My bet is that you want something fast, otherwise you already have your answer. Sum all numbers that you already have by the length of the array you already have. This is very straightforward.
However sometimes you cannot know if the array will be bounded, it can be infinite, such as the data coming from a microphone. The suggestion of the moving average is good in this case, it means that you have to take the last x values from the array and calculate the average on those values only. The algorithm and the time required to compute the result stays the same whether you have x values or 1000x values.
edit :
the x vs 1000x comes from algo complexity. Suppose that you sum 5 numbers, that is 5 operations, then you divide by 5, another operation for a total of 6 ( for the sake of the example we'll assume that they all take the same computer time but in reality dividing is slow compared to adding ). If you take the same code but with 1000 numbers, you do 1001 operations which is going to take much more time than in the first case!
With the "moving average", you always take a fixed number of numbers so your algo takes a fixed amount of time to execute no matter if you have 5 or 1000 numbers.
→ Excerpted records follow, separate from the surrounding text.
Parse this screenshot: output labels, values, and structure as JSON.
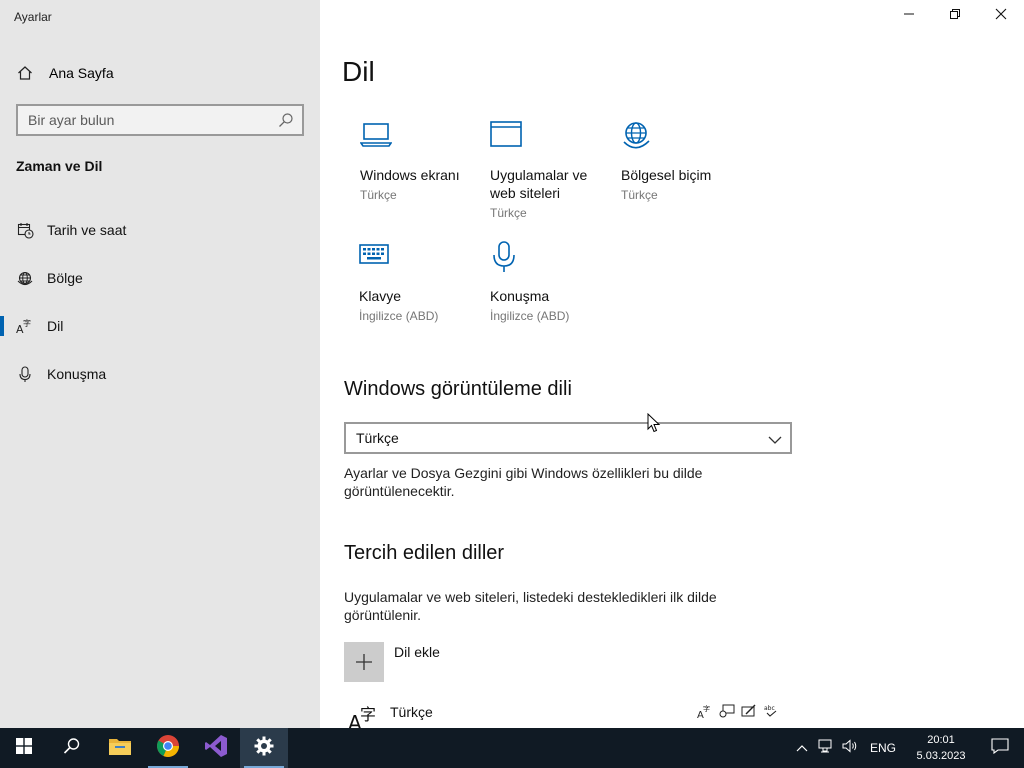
{
  "window": {
    "app_title": "Ayarlar",
    "controls": {
      "minimize_icon": "minimize-icon",
      "restore_icon": "restore-icon",
      "close_icon": "close-icon"
    }
  },
  "sidebar": {
    "home_label": "Ana Sayfa",
    "search_placeholder": "Bir ayar bulun",
    "section_title": "Zaman ve Dil",
    "items": [
      {
        "label": "Tarih ve saat",
        "icon": "date-time-icon",
        "active": false
      },
      {
        "label": "Bölge",
        "icon": "region-globe-icon",
        "active": false
      },
      {
        "label": "Dil",
        "icon": "language-icon",
        "active": true
      },
      {
        "label": "Konuşma",
        "icon": "microphone-icon",
        "active": false
      }
    ]
  },
  "main": {
    "title": "Dil",
    "tiles": [
      {
        "label": "Windows ekranı",
        "sub": "Türkçe",
        "icon": "laptop-icon"
      },
      {
        "label": "Uygulamalar ve web siteleri",
        "sub": "Türkçe",
        "icon": "app-window-icon"
      },
      {
        "label": "Bölgesel biçim",
        "sub": "Türkçe",
        "icon": "region-globe-icon"
      },
      {
        "label": "Klavye",
        "sub": "İngilizce (ABD)",
        "icon": "keyboard-icon"
      },
      {
        "label": "Konuşma",
        "sub": "İngilizce (ABD)",
        "icon": "microphone-icon"
      }
    ],
    "display_language": {
      "heading": "Windows görüntüleme dili",
      "selected": "Türkçe",
      "description": "Ayarlar ve Dosya Gezgini gibi Windows özellikleri bu dilde görüntülenecektir."
    },
    "preferred_languages": {
      "heading": "Tercih edilen diller",
      "description": "Uygulamalar ve web siteleri, listedeki destekledikleri ilk dilde görüntülenir.",
      "add_label": "Dil ekle",
      "languages": [
        {
          "name": "Türkçe",
          "features": [
            "display-language-icon",
            "speech-icon",
            "handwriting-icon",
            "spellcheck-icon"
          ]
        }
      ]
    }
  },
  "taskbar": {
    "apps": [
      "windows-start-icon",
      "search-icon",
      "file-explorer-icon",
      "chrome-icon",
      "visual-studio-icon",
      "settings-icon"
    ],
    "tray": {
      "language": "ENG",
      "time": "20:01",
      "date": "5.03.2023"
    }
  },
  "colors": {
    "accent": "#0063b1",
    "sidebar_bg": "#e6e6e6",
    "taskbar_bg": "#101a24",
    "secondary_text": "#767676"
  }
}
Moving average is just a fancy wording to say that you do not take the same numbers in your array from one time to another. Imagine the following array :
int x = { 1, 4, 6, 3, 1 };
int arrayLength = 5;
Then the average of this array will be
int runningTotal = 0;
for(int i = 0; i < arrayLength; i++)
{
runningTotal += x[i];
}
double average = runningTotal / arrayLength
The moving average of 3 values would be
int movingLength = 3;
int runningTotal = 0;
for(int i = 0; i < movingLength; i++)
{
runningTotal += x[arrayLength - i - 1];
}
double average = runningTotal / movingLength;
So the first values in the array are not part of the calculation when the array grows.